Hey guys, it's Aaron!
Last week, we did a video on drawing filigree and we talked a lot about the
bezier curve extension from SketchUp. So, it's kind of an extension, kind of native tool, it's kind of
somewhere in between, it's from the SketchUp team. We just used it in its most basic
method, which is just a couple of clicks and two points to define an arc.
Real good for creating you know half circle-y shapes that aren't perfectly a chunk
of a circle, like you would with the arc command. But when you start bezier curve, there's this
thing called degree down in the lower-left corner, the lower-right corner, excuse me, and I
just want to dive into what that is. So, last week we had a long workflow video, this week
gives me a little more focus on just how that one piece of the command works, so without any further
ado let's talk about bezier curve and degree. Okay, so I have just... I have these
lines, just to use as a reference they're just a bunch of gray lines in a
group so I can't, I can you know, I can use these as reference but I'm not going to
actually create any geometry. I'm going to come in here to draw click bezier curves, when I
first click bezier curve, you see down low right, it says degree 3. I don't know what degree means
specifically, how that term came up, but what that means is once I pick the start point, I'm going
to click three more points to define the curve. So, here let's just walk right through, right now,
so I'm gonna start, this is click number zero, now I'm gonna click three times to find this curve. One, to define the end; two, is going to define the curve coming off of the start point. So, this is why I have this grid here to use as the same; and then click number three is
the line to define the curve off of the endpoint and click right here. So, this is what that degree
changes, it's how many clicks you have to define this curve. So, no matter what I draw, no matter
how big or small or how many curves, this is always going to be a 20 segment line. That's what bezier curve does, 20 segments. But, changing that degree lets you change how many control points
basically you use when you create this. So, let me show you something just a way to make a
minor adjustment. I'm going to bump that degree up by one, so I'm going to go to draw bezier curves,
before I click anything, I'm going to type in 4 and now I'm going to come in and click my
point 0 and I'm going to click my end for 1 and now it's going to say same thing curve coming
off here for two, now look at the second point, now I'm connected to both. So, I'm going to come
right here to the middle of this point and snap, and now I'm going to come down here and
snap for number four. So, you can see, it seems like that would give you the same thing
but by putting that middle control point in there it actually gave this curve and this curve a
second point to kind of pivot and stretch off of. So, it looked like it would give you something
very similar because this point actually crosses right at the middle line, so does this but you
can see that the curve balloons up a little bit because you had that extra control point here.

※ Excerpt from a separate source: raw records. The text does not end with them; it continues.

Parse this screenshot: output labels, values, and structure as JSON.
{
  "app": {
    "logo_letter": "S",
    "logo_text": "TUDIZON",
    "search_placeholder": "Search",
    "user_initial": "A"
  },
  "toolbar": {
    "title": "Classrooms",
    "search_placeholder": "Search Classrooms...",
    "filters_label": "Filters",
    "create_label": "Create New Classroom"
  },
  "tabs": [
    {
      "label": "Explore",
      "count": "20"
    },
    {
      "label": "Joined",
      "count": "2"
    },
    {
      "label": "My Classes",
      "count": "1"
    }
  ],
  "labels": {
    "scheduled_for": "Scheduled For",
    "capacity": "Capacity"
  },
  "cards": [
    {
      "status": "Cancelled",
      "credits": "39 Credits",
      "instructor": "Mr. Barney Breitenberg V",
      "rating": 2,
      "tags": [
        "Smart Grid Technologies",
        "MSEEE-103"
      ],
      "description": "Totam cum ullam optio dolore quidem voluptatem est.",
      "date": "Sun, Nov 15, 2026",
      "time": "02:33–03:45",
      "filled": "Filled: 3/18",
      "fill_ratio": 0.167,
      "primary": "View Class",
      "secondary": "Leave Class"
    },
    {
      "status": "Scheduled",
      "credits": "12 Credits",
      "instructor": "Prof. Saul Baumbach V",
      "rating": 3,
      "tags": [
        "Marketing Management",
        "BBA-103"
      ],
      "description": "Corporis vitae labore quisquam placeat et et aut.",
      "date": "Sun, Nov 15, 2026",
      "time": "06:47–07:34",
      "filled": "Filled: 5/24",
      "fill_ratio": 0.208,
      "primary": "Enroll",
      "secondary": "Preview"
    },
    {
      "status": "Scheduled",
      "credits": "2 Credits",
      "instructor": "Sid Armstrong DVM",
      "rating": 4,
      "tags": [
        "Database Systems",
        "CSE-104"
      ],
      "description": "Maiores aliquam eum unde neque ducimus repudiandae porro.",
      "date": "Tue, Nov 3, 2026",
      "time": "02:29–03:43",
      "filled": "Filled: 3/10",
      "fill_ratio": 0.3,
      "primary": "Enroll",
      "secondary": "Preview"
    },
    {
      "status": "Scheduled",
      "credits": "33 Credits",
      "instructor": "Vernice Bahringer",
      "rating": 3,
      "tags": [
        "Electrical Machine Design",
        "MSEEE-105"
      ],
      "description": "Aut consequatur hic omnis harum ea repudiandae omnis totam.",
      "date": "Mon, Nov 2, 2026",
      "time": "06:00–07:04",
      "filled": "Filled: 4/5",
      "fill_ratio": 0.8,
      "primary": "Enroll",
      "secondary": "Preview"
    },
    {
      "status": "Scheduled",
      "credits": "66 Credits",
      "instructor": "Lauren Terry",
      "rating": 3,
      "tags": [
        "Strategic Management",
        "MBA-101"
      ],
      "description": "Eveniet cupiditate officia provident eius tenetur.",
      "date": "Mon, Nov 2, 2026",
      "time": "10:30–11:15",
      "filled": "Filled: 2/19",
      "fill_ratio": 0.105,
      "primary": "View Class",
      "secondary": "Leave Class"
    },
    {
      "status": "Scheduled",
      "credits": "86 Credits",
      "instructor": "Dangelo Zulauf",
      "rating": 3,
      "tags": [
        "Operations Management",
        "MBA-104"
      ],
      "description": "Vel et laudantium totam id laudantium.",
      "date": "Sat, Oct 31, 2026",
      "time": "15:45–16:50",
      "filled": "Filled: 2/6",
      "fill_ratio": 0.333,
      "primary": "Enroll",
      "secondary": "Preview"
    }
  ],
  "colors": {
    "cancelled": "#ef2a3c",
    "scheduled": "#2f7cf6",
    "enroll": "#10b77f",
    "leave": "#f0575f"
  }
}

All right, let's take that just a little bit further even. Let's come in here and draw bezier
curve and this time I'm going to bump it up to five. All right so I'm going to click number zero,
one then go back to the beginning two, three, four, five. So, look at that look how much that
drastically changed that curve from the beginning. Again all three of these, if I was to
draw one line right across the middle you can see that every single one of them
intersects at the middle of that line, each one, but because of the number of control points
the number of points that pull at that line, I get a drastically different curve on each one
of these, and that's just by changing that degree value when I go in to define the lines,
the points that create that bezier curve. Okay, so like I said this was a brief one,
this is longer what we could do in a quick win, to show it at that detail and then hopefully help
you understand how that works, but I felt like I still had to cover because it was actually kind
of like an aha moment when I went in and started playing with that I'm like, oh that's pretty
cool. I've used the bezier command for years and always limited myself to three clicks and
now I know that I can get a lot more control in defining those arcs just by increasing
that degree, giving me more points to click, to create that kind of curve.